International career
- 1993: Colombia / 1 / (0)

= Jorge Cruz-Cruz =

Colombian footballer, coach, and scout

Jorge Enrique Cruz-Cruz (born March 30, 1966) is a former Colombian footballer and current scout/coach who played professionally for clubs in Colombia and Argentina. He holds a United States United States Soccer Federation A Coaching License with a NSCAA National Goalkeeper License, a Brazilian B License, and an Asian Football Confederation A License. Cruz formerly coached the Central Texas Lobos FC of the Gulf Coast Premier League and has served the United States Soccer Federation on the Development Academy and Olympic Development sides.

==Professional career==

Cruz began to develop at America de Cali in his native Colombia before moving to Houston, Texas, USA to pursue a college degree. He was lured back to South America and featured for Racing de Córdoba in 1989/90 amassing 6 goals in 24 games. Cruz went on short stints with both Independiente Santa Fe and Chaco For Ever impressing in the National B which led to a transfer to Huracán in 1992 where Cruz went on to score 25 goals in 65 matches. Having been the highest goal scorer in National B and First Division, Cruz earned the title of Top Goal Scorer of the year in Argentina. This fine form caught the attention of the managers of Colombia (Francisco Maturana) as well as USA (Bora Milutinović), but Cruz was unable to squeeze into a position at the World Cup 1994 for either nation. A short spell followed at Quilmes (B Nacional, 8 matches, 2 goals) before Cruz returned to the US to pursue a career in coaching.

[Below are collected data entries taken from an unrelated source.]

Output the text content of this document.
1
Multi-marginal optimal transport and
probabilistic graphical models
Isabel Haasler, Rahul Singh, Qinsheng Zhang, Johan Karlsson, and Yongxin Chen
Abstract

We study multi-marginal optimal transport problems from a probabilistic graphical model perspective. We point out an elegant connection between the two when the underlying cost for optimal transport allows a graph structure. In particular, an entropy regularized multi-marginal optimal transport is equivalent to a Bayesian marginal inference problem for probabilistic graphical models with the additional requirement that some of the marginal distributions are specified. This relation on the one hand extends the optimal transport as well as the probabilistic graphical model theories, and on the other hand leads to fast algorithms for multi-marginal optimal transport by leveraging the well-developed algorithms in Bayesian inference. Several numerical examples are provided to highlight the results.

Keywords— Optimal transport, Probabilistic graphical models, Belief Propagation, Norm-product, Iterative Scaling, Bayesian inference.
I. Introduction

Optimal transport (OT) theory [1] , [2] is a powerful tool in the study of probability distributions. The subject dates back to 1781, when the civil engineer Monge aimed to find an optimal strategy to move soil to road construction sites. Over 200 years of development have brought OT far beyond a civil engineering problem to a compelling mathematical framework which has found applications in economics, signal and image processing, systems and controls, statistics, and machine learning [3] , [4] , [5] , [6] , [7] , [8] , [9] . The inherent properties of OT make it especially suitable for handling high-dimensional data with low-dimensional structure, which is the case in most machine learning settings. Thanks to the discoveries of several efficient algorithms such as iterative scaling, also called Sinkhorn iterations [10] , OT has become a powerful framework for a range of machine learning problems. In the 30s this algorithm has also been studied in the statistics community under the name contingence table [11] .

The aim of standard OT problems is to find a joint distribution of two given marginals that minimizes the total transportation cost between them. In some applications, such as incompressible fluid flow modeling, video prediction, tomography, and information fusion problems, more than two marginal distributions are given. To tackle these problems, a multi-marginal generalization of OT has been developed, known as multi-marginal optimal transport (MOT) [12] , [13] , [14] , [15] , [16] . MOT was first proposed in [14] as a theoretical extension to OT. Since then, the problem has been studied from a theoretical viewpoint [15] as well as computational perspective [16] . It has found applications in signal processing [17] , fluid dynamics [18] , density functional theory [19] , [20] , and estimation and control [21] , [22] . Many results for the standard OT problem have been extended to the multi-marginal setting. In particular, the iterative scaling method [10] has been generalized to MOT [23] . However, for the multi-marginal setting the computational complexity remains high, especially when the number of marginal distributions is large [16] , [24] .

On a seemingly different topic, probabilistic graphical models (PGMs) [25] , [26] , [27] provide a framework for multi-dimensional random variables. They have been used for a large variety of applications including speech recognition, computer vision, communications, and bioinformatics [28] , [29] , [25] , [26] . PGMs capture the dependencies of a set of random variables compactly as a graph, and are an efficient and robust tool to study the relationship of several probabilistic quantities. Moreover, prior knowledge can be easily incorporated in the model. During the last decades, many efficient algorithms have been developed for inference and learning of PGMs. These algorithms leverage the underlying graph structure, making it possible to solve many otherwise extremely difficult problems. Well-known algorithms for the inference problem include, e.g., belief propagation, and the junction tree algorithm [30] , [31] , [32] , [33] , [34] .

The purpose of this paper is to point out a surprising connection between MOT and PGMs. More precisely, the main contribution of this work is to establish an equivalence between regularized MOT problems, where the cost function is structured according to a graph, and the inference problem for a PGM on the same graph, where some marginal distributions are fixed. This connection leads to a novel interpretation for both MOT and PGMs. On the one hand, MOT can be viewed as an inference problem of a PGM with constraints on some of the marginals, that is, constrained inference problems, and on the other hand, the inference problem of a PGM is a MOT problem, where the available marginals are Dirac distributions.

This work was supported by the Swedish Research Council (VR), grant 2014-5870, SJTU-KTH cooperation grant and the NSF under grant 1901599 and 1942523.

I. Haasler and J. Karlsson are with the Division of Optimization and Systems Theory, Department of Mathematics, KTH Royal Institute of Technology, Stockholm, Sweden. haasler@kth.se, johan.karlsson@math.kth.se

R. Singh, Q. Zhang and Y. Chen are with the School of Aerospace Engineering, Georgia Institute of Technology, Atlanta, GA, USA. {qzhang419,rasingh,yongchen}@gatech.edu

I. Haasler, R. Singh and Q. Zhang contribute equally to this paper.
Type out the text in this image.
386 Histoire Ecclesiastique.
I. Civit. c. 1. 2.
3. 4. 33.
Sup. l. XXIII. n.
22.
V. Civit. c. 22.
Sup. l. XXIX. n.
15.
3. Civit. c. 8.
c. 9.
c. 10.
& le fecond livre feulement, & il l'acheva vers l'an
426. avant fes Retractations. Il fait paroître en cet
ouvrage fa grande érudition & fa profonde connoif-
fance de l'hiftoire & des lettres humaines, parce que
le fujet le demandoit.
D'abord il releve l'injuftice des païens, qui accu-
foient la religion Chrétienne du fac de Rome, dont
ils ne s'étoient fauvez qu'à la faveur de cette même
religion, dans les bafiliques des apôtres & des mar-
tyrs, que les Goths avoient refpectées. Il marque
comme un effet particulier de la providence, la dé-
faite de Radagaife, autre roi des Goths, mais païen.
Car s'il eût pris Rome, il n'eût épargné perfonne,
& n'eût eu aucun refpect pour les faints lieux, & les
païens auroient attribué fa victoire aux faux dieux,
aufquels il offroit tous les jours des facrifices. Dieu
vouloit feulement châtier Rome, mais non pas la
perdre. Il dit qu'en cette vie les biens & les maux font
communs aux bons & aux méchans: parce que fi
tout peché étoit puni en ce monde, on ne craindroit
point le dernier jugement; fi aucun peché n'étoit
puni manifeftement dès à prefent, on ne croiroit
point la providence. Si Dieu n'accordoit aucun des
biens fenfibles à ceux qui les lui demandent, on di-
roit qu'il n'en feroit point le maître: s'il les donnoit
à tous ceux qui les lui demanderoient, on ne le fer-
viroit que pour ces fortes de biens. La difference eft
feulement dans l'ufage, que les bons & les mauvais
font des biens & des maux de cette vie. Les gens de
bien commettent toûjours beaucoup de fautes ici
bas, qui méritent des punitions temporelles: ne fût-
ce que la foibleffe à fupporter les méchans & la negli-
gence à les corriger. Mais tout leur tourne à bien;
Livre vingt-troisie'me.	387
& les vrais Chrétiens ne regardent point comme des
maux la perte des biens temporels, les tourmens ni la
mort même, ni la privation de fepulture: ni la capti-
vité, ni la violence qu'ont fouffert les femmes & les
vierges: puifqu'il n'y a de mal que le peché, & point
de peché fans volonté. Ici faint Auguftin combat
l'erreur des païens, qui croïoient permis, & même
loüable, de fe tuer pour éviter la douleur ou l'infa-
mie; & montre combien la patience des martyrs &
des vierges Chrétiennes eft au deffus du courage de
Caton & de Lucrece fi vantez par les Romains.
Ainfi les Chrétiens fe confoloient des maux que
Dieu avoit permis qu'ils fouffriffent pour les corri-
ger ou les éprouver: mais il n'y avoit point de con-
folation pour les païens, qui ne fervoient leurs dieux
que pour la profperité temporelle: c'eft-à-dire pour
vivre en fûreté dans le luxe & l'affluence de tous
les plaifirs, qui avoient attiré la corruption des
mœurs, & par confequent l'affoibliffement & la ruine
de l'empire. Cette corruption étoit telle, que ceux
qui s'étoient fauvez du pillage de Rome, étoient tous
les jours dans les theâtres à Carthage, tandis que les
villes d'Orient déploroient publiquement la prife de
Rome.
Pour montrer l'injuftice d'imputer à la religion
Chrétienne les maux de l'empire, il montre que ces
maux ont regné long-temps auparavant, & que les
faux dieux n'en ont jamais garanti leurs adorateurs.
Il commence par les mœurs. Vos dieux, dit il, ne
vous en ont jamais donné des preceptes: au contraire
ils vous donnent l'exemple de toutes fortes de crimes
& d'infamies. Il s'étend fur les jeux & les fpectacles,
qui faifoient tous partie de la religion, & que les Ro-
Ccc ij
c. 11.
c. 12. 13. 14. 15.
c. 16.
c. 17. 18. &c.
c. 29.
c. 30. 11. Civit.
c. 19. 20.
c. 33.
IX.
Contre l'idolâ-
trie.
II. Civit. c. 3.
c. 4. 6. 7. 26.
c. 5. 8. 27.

Cruz, often referred to by the double last name 'Cruz-Cruz' was a right-footed forward who was also good in the air. He is endeared at Huracán for not only a goal-scoring race of 1993 with Alberto Acosta but also helping the team to a runner-up finish in the 1994 Clausura. Cruz made a common practice of thanking God for goals and good performances.

==Coaching career==

Cruz has been a United States Soccer Development Academy Scout since 2008 and also an Assistant Coach for the U14, U15, and U17 USA Girls National Teams.
Cruz served as an Assistant Coach of the Jordan Women's National Team under Michael Dickey from 2017 to 2018.
Cruz worked as a Professional Match Evaluator for Major League Soccer from 2010 to 2017 and has been on the Olympic Development Program staff since 2005.